Partenaire en lumière 2


La Poudrière: une communauté qui ne jette pas de poudre aux yeux !

Ils sont rares les lieux comme La Poudrière. Ces lieux qui, à peine vous sont-ils ouverts, vous font ravaler votre cynisme
et vous réconcilient avec l’utopie.

Le soir du 30 décembre, au numéro 64 de la rue de la Poudrière, se donnait le Spectacle de fin d'année de l'asbl. Au fond de la vaste pièce, le décors de théâtre campait un intérieur bourgeois suranné, fruit d’une sélection méticuleuse parmi le mobilier accumulé au cours de nombreuses années de glanage et de récupération. La salle se remplit petit à petit, les voix s’élevèrent, les rires se mirent à sonner comme autant d’odes à l’hospitalité et en tendant l'oreille on aurait presque cru percevoir les accords de l’Auvergnat ou de Jeanne tant l’atmosphère rappelait cette convivialité propre aux chansons de Brassens. 

Le terme de convivialité est ici à prendre au pied de la lettre - c’est à dire au sens étymologique de vivre avec - puisque la Poudrière est une communauté qui fonctionne en autogestion et dont la devise enjoint à « réapprendre à vivre ensemble ». L'association est pluraliste et composée de près de 60 personnes, de tous âges, de toutes confessions et de tous horizons répartis sur trois sites géographiques : Bruxelles, Péruwelz et Rummen. Eric Degimbe, membre de la Poudrière depuis 30 ans et tuteur des jeunes qui y réalisent leur Service Citoyen qualifie cette dernière de « laboratoire humain à mi chemin entre la famille et l’entreprise ». Un des objectif de cette expérience du vivre ensemble est de trouver "une alternative au capitalisme et à l’individualisme où l’humain redevient priorité » .

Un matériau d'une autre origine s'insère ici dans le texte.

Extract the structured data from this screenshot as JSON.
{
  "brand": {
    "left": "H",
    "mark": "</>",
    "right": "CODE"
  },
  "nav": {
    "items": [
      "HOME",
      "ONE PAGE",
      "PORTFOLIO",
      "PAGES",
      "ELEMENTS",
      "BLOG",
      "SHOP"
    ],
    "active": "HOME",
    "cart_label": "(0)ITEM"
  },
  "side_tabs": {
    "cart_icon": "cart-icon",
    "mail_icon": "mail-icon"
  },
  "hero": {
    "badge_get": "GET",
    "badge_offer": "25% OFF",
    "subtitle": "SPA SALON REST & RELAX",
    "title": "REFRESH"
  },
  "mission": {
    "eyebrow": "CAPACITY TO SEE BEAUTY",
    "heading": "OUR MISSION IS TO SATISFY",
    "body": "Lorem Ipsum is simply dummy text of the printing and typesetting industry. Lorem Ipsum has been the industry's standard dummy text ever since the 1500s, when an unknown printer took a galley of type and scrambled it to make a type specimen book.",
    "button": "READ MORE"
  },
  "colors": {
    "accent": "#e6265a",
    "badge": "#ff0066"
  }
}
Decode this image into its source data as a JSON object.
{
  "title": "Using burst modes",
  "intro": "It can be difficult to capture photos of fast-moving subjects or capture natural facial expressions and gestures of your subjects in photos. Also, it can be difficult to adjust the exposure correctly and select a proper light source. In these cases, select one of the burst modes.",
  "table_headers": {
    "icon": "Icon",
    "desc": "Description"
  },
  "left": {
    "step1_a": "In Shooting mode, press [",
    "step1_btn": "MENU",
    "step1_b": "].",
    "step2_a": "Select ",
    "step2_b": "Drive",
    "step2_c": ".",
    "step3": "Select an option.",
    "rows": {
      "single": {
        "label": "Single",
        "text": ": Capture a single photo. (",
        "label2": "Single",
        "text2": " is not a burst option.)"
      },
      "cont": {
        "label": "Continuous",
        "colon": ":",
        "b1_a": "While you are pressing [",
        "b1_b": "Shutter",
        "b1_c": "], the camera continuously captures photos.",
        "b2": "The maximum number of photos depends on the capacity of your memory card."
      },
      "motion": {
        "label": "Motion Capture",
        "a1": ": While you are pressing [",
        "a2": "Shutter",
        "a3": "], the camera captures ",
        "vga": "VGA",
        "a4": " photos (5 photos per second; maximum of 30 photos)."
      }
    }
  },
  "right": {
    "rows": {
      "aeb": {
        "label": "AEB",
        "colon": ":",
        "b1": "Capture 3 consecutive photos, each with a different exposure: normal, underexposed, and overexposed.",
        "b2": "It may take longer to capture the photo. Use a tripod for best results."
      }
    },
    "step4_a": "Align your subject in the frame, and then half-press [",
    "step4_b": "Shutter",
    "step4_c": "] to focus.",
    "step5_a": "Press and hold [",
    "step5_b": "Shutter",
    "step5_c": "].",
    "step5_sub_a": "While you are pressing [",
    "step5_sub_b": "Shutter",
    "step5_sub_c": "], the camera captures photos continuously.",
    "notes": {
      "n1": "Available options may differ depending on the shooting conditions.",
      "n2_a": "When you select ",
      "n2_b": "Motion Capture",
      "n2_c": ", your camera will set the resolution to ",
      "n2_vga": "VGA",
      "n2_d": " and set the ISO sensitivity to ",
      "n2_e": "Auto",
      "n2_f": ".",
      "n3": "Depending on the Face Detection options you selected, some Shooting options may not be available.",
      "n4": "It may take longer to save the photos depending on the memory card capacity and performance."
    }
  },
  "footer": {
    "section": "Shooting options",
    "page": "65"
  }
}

Pour atteindre ce but, la communauté applique une philosophie de mise en commun radicale des logements, des revenus, du temps et des compétences de chacun. C'est grâce à cette concession qui ceux qui sont dans le besoin, marginalisés ou simplement en quête de sens peuvent trouver une reconnaissance de leurs différences qui plutôt que de générer des inégalités sont mises à profit dans un esprit de complémentarité et de collaboration.  

Les compagnons de la Poudrière assurent leur viabilité économique grâce à deux magasins « bric-à-brac » (à Bruxelles et à Péruwelz) alimentés par des collectes. Une activité agricole menée par le site de Rummen permet de produire, entre-autre, une excellent jus de pomme offert le soir du spectacle. Le site de Bruxelles comporte aussi un atelier de réparation de vélos mis sur pied dans une optique éco-responsable et anti-consumériste et où l'on peut croiser un dénommé « Ange » venu tout droit de France pour s’installer à la Poudrière et ajouter sa clé de dix à l'édifice.

Cela fait maintenant 60 ans que l’asbl existe et s’efforce d’aller à l’encontre des dérives de notre époque qu’elles soient écologiques, sociologiques ou économique. Si vous ne la connaissiez pas encore prenez le temps d’aller y faire un tour que ce soit pour y trouver une veste, un vélo ou, qui sait, un foyer.